Tidak hanya PKS, Partai Amanat Nasional juga mengaku belum menetapkan pilihan untuk bergabung dikoalisi Prabowo Subianto maupun Jokowi.

Sekertaris Jendral (Sekjend) PAN, Eddy Soeparno mengatakan, partainya ingin koalisi partai politik dibuat dengan permanen bersama parpol lain, tidak hanya di Pilpres 2019. Untuk itu diakuinya hingga saat ini PAN masih melihat-lihat berbagai dinamika politik yang ada.

“Kita ingin lihat dulu bagaimana proses penentuan arah politik PAN. Kami tengah lakukan komunikasi politik dengan segala aspek yang terkait dengan Pilpres 2019. Di parpol yang nyatakan paslon A atau B maupun yang belum,” kata Eddy saat diskusi PARA Syndicate, di Kebayoran, Jumat (3/8).

PAN, kata dia, tengah menjalin komunikasi intensif dengan semua pihak sebelum mengambil keputusan. Hasil komunikasi PAN itu akan dibawa ke Rakernas untuk diputuskan.

“Semua tokoh yang berpeluang masuk di Pilpres juga kita lakukan komunikasi. Agar nanti di Rakernas semua info yang terangkum dapat hasilkan keputusan yang bisa diikuti semua kader semua,” paparnya.

Eddy mencontohkan, pada 2009 lalu Ketum Partai Demokrat (PD) SBY pada periode ke- 2 mendeklarasi Capres dan Cawapres yang dilakukan 2 minggu sebelum tenggat waktu pendaftaran capres, sehigga sebelum waktu pendaftaran dibuka beliau (SBY) sudah yakin dengan keputusannya.

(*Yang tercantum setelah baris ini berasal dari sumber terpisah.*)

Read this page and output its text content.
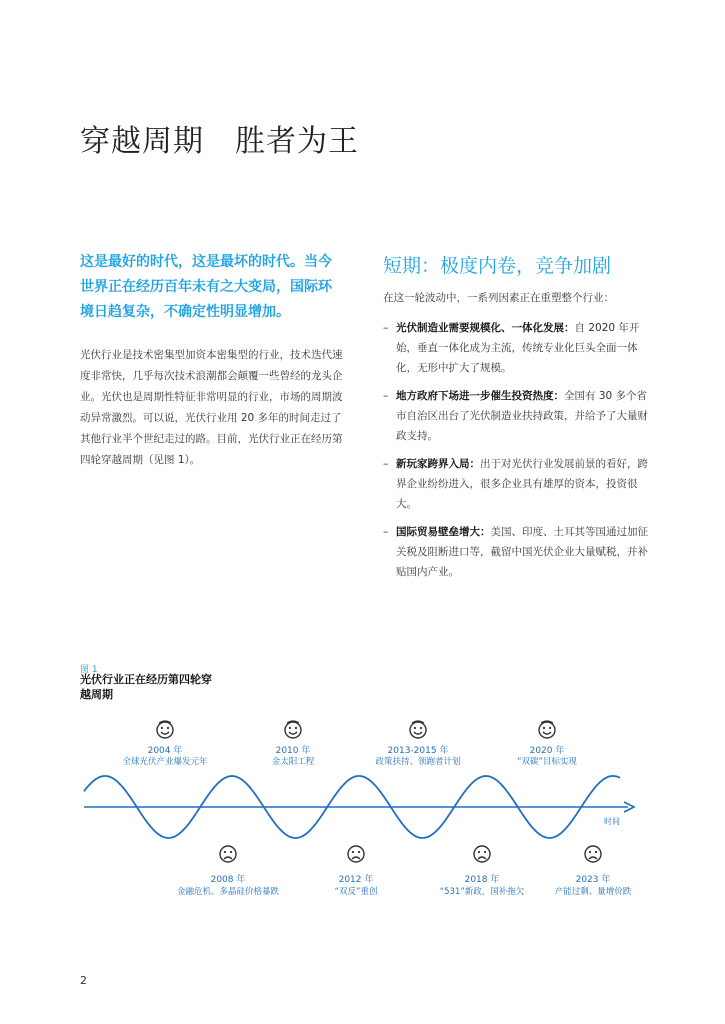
穿越周期　胜者为王

这是最好的时代，这是最坏的时代。当今世界正在经历百年未有之大变局，国际环境日趋复杂，不确定性明显增加。

光伏行业是技术密集型加资本密集型的行业，技术迭代速度非常快，几乎每次技术浪潮都会颠覆一些曾经的龙头企业。光伏也是周期性特征非常明显的行业，市场的周期波动异常激烈。可以说，光伏行业用 20 多年的时间走过了其他行业半个世纪走过的路。目前，光伏行业正在经历第四轮穿越周期（见图 1）。

短期：极度内卷，竞争加剧

在这一轮波动中，一系列因素正在重塑整个行业：

– 光伏制造业需要规模化、一体化发展：自 2020 年开始，垂直一体化成为主流，传统专业化巨头全面一体化，无形中扩大了规模。
– 地方政府下场进一步催生投资热度：全国有 30 多个省市自治区出台了光伏制造业扶持政策，并给予了大量财政支持。
– 新玩家跨界入局：出于对光伏行业发展前景的看好，跨界企业纷纷进入，很多企业具有雄厚的资本，投资很大。
– 国际贸易壁垒增大：美国、印度、土耳其等国通过加征关税及阻断进口等，截留中国光伏企业大量赋税，并补贴国内产业。

图 1

光伏行业正在经历第四轮穿越周期

时间
2004 年
全球光伏产业爆发元年
2010 年
金太阳工程
2013-2015 年
政策扶持、领跑者计划
2020 年
“双碳”目标实现
2008 年
金融危机、多晶硅价格暴跌
2012 年
“双反”重创
2018 年
“531”新政，国补拖欠
2023 年
产能过剩、量增价跌
2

Namun, saat ini menurutnya dinamikanya berbeda. Ia mengatakan baik di kubu Jokowi atau kubu Prabowo sekarang masih lakukan komunikasi politik yang intensif guna mematangkan kubu koalisi masing-masing. “2019 bukan kontestasi cari pemimpin 5 tahun ke depan tapi hasilkan koalisi yang permanen untuk jangka waktu panjang 40-45 tahun atau lebih. Kebijakan nasional tetap stabil,” pungkasnya.